On August 30th, the Securities and Exchange Commission published a study regarding financial literacy among investors, as required by the Section 917 of the Dodd-Frank Act. In a 182 page report, the SEC examined 1) the existing level of financial literacy among retail investors; 2) methods to improve disclosures regarding financial intermediaries, investment products, and investment services, 3) information that retail investors need to make informed financial decisions, 4) methods to increase transparency of expenses and conflicts of interests, 5) existing efforts to educate investors, and 6) ways to increase investor financial literacy.
The study found that retail investors lack an understanding of basic financial concepts, such as diversification or the differences between stocks and bonds. Investors consider fees, investment strategies, and conflict of interest to be essential in their investment decisions and prefer clearly written disclosure documents that are easy to understand, with tables and graphs.
The study suggests that using the table format to explain fees and compensation is likely to = increase the transparency of expenses. The most effective existing efforts to educate investors were goal-oriented and research-based methods that are easily accessible to investors.
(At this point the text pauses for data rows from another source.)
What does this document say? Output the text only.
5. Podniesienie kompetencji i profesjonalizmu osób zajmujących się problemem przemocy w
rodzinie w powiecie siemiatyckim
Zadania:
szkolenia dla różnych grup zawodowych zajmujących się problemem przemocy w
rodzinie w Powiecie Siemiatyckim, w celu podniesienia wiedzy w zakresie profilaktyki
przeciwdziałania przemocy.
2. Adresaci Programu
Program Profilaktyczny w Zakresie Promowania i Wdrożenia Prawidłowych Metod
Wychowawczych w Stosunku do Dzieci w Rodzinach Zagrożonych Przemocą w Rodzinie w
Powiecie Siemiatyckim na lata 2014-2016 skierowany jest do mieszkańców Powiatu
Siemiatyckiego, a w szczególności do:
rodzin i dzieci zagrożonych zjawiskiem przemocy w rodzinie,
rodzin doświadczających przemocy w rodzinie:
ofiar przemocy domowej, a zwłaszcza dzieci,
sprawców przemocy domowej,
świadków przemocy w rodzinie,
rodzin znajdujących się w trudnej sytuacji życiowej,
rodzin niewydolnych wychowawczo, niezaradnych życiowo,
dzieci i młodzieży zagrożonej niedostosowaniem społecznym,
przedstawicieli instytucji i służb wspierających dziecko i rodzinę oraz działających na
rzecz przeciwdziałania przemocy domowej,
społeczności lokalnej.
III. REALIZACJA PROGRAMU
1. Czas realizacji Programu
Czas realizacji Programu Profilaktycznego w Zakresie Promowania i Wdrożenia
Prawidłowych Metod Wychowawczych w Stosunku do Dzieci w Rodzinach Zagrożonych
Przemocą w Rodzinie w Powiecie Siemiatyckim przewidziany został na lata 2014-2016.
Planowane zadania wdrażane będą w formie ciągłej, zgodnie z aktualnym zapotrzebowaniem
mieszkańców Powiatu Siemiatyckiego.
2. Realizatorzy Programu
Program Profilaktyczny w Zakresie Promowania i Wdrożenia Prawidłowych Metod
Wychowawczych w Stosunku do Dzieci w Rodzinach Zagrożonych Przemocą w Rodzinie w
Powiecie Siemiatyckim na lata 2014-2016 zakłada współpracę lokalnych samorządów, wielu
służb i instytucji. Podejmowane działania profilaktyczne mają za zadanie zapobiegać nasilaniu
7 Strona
In an effort to increase financial literacy of investors, the Office of Investor Education and Advocacy and organizations within the Financial Literacy and Education Commission will aim to create investor-specific programs, promoting the importance of checking the background and costs of investing.
While these findings may not be surprising, they come at a time when opportunities for retail investors are likely to expand through implementation of the JOBS Act, including both the SEC’s proposal to ease the general solicitation prohibition of private offerings and the JOBS Act’s potential for relaxed regulations regarding crowdfunding.